Over the last few years, I have become so accustomed to bending over backwards that I might have embarked on a new career as The Amazing Rubber Man if the stress of it all and the fear of appliances breaking down and the concomitant bad marks and/or unfavourable comments in the visitors’ book didn’t keep my body quite so rigid.

They asked me if the pool were heated. I touched my forelock and genuflected in the manner of a messenger delivering the news unto Caesar that his armies had been routed by the Visigoths. But maybe the owners will consider it for the future… Expectations seem to have risen in line with the innovations of the digital age. Once, a DVD player would have been a big deal. Then the telly had to be linked to a satellite system. Now a lack of wi-fi in every room triggers a teenage glower. Soon there’ll be a groundswell of opinion to suggest that heating the obligatory pool should be standard. 

It doesn’t have to be thus. My friends Stuart and Gabrielle have done quite nicely, thank you, with their Brittany Country Gite linked to their permaculture lifestyle in the Breton countryside. Holidaymakers can hug the woolly black Ouessant sheep or pet the personable pigs instead of lazing by a pool. 

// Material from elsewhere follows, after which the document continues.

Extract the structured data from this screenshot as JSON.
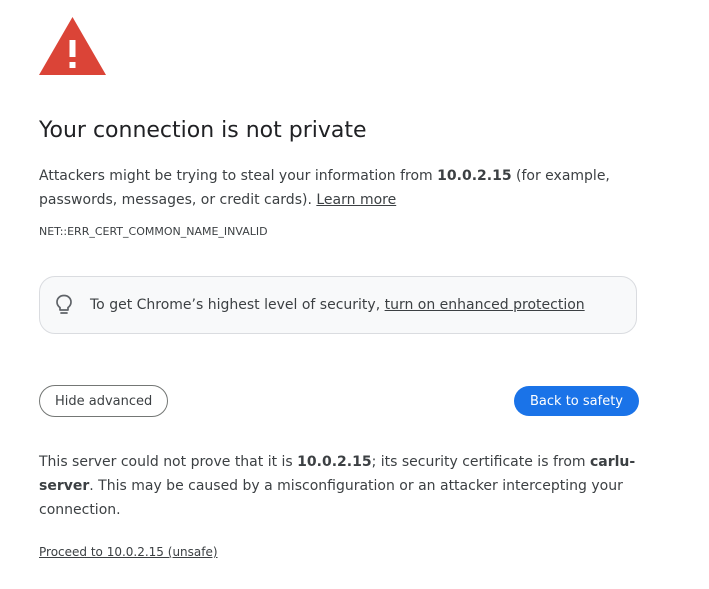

They're black, cuddly and adorable!
 
You can generally tell what people want by their car. The current punters drive an Audi. I’ve got nothing intrinsically against Audis, and they’re nice polite middle-class people from Middle England. But Audis, BMWs and the like make me nervous. These Audinistae have got a sweet little 15-month old daughter who’s into everything, so it’s not going to be a relaxing holiday if the weather keeps them inside all week long. I didn’t suggest the rockabilly festival, but maybe I could help the situation by lending them my impenetrable document. A few sentences of all that bureaucratic guff would lull the child to sleep and give the parents some time to enjoy a few discarded novels.